I think "known" in that statement is truly "assumed" at least case of pi and the purpose of calculating it to more and more digits is to discover if the assumption is correct: i.e. proof.
Performing such poofs for pi on paper is really slow in comparison to the reported experiment.
One use of an irrational number today is that any block of digits or sequence generated by exression (e.g. digitsm 3rd, 9th, 81st...) within it and of suitable length makes a useful cryptographic key since no other block of the same length contains the same digits in the same order. It's alredy been posted that a block of a few digits repeats three times, that's not sufficient to make it irrational and ony requires one extra digit to be a pattern that doen't repeat.

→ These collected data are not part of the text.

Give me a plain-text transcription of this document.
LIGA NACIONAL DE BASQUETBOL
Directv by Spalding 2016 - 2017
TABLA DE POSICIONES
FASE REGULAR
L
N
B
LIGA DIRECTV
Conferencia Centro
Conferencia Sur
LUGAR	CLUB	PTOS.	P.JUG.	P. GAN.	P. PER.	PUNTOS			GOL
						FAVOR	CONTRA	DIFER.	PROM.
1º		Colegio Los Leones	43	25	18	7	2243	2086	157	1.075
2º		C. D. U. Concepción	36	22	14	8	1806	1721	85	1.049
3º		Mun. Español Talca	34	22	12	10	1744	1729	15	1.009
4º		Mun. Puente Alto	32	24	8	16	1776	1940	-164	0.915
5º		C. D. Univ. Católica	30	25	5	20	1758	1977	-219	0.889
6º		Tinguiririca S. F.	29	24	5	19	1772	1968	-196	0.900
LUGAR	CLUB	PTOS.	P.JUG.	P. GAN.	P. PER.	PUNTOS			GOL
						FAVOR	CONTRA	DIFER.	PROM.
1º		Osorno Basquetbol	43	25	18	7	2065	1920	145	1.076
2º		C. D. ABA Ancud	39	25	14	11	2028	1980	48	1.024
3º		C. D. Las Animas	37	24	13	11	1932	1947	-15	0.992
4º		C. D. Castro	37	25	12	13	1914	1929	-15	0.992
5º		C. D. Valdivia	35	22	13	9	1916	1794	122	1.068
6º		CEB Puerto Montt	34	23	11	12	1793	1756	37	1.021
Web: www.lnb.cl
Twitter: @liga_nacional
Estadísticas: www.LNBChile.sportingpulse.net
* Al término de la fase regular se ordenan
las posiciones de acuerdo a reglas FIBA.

So you can't just test if chunks of pi as keys will de-crypt data because your likelihood of guessing the key takes up to the same time as the reported experiment for any sequence and infinitely longer for a sequence of digit positions created by expression. As understand it.
Take a simple example, you want an 8 digit cryptographic key. Generate the sha256 checksum of two word you can remember (already the sha256 numbers will probably never be guessed). First sum the digits in the first sha256 and use it as a "base". Now take the square of each (or evey other) digit in the other sha256 as a "position" and use the digit of pi at at the base plus that position in pi 8 times to get your final key. Using pi to a few hundred digits you will get a key that no-one could hope to guess in any useful time other than by pure luck. But if pi is not irrational, multiple guesses would return the key by pure luck.